We love Berlin for many reasons. But the main reason is the Berlin theatre. We go to the theatre a lot and saw many plays in our home country the Netherlands. But compared to Berlin theatre, Dutch theatre is quite boring. If Dutch actors fight on stage, they try not to hurt each other. Berlin actors slap each other in the face like they mean it. Who cares about a bit of blood and bruises? It is Berlin theatre in a nutshell. The audience needs to really believe the stories on stage.
Our favourite is the Volksbuhne. The Volksbuhne makes really interesting and modern adaptations of old novels and plays. The best play we saw over here, was a raw adaptation of the novel Berlin Alexanderplatz. The main character, Franz Biberkopf just got out of prison and tries very hard not to be a criminal again. But modern life in Berlin is hard. Franz tries desperately to make a living by selling clip ties to the unwilling audience and by grilling sausages on stage. The Volksbuhne vividly shows how hard Berlin life can be for a homeless bum like Franz Biberkopf.
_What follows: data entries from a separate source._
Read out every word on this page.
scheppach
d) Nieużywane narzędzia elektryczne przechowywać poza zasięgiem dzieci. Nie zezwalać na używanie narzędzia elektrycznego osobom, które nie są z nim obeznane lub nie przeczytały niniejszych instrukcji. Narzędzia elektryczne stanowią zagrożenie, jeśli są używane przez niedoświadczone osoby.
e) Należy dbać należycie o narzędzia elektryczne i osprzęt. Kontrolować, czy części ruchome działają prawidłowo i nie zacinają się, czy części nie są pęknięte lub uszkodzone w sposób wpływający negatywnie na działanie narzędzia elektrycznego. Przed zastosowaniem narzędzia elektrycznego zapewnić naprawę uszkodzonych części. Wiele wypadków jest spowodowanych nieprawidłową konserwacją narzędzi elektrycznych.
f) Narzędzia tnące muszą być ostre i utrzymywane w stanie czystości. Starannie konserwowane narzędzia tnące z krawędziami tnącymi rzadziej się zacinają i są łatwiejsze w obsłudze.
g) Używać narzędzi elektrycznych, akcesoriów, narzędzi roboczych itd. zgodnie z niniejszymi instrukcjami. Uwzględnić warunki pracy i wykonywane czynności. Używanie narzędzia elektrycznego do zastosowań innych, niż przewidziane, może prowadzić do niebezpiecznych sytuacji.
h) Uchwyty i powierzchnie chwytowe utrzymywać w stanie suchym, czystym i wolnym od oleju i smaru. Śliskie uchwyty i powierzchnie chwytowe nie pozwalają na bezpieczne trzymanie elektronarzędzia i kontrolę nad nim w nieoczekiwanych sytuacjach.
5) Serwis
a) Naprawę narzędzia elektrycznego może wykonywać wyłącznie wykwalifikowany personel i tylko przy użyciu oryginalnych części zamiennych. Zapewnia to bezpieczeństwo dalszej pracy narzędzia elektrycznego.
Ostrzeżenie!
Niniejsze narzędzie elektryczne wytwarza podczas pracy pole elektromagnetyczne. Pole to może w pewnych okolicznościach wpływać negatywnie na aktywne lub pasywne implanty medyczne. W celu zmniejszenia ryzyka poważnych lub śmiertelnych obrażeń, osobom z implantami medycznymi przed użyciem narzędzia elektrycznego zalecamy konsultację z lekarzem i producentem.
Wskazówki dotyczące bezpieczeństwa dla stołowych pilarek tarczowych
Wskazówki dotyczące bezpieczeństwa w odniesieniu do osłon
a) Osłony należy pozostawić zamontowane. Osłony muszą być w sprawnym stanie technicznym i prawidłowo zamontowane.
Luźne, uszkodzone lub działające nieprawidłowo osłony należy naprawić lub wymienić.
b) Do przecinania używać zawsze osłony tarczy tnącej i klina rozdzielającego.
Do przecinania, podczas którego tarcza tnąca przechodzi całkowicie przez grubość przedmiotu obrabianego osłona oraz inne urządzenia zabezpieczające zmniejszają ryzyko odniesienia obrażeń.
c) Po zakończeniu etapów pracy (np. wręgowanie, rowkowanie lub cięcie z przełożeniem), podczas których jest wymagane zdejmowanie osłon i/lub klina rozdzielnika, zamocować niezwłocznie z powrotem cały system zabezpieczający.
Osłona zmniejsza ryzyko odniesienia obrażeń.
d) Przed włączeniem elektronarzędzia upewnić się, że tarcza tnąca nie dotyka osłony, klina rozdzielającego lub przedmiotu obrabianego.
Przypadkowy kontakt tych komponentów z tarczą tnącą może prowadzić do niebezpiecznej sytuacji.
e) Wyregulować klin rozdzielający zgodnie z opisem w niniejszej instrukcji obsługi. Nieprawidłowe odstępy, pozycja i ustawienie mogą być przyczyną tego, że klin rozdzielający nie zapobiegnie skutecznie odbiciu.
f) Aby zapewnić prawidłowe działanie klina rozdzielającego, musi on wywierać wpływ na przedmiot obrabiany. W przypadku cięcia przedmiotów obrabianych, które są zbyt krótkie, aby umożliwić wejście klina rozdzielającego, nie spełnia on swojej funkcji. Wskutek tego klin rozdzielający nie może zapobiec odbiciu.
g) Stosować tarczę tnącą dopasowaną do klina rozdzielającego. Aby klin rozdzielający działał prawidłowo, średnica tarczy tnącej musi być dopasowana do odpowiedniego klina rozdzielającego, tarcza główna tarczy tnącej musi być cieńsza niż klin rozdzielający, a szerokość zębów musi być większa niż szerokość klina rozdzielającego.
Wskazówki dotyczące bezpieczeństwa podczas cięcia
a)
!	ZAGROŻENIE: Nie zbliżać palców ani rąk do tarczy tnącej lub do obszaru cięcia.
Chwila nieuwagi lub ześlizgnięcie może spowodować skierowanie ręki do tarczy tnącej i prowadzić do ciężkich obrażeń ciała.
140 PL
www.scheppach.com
The Volksbuhne is one of Berlin’s most controversial theatres. We have visited this theatre lots of times. From the outside it looks a bit industrial. The building is a big block of concrete with kitschy wooden decor inside. The inside is a bit tacky, but the plays never bored us.
It is impossible to visit the Volksbuhne and not be amazed. In a good or bad way, depending on what you expect to find in a theatre. If you prefer romantic plays with actors reciting Shakespeare, you better stay out of the Volksbuhne. Or you might end up walking away in anger or disgust during a controversial play, like we saw a lot of people doing. Director Frank Castorf does not want to please that kind of audience.
What Frank Castorf does want is plays with a bleeding heart and a hurt soul. Not only on stage, but in the audience as well. His plays matter, you can not watch them without emotions. And that is what we like about the Volksbuhne so much.
Other Berlin theatre:
The Schaubuhne makes ancient stories bright new. They make Shakespeare spectacularly modern with glossy kings and queens with sunglasses and bling bling. But don’t expect sugar sweet stories. The actors of the Schaubuhne are not afraid to play dirty, swear a lot and dive in the mud. You won’t see actors reciting Shakespeares, but rage, madness, blood and lots of dirt.
Berliner Ensemble is Bertolt Brecht territory. If you are into Meckie Messer playing with his knives and whores Berliner Ensemble is the place to be. Old Mutter Courage and her little kids roam the stage. And one of the scariest dictators are played by star actor Martin Wuttke in der Aufmerksame Aufstieg des Arturo Ui.
Maybe we were unlucky, but the plays we saw at Maxim Gorki Theater didn’t please us very much. We felt like we ended up in an old peoples home. There were many seniors in the audience and on stage intendant Armin Petras tried to make something new out of an old story.
But that didn’t work out really well. The actors tried to rap some of their lines but were way out of their comfort zone by doing so. The seniors in the audience were really happy with the ‘modern result’ but we thought it was a sorry attempt to be hip. The small studio theatre is more experimental.
Deutsches Theater is the more traditional theatre of Berlin. We prefer rough, experimental theatre that represents real life. We think plays at Deutsches Theater are really well performed. We liked some plays, but were not blown away. Some plays can be a bit dull and too traditional.
The Kammerspiele and Junges DT focus more on young and experimental plays and audiences. www.deutschestheater.de
Almost everyone knows the stories of Rapunzel, Sleeping beauty and Puss in Boots by heart. The Marchenhutte has turned these fairy tales and many other into plays. So if you always wanted to see Mother Hulda or the Puss in Boots live on stage, you should buy tickets for their shows. The cabin where the plays are performed is one of the most remarkable building of Mitte.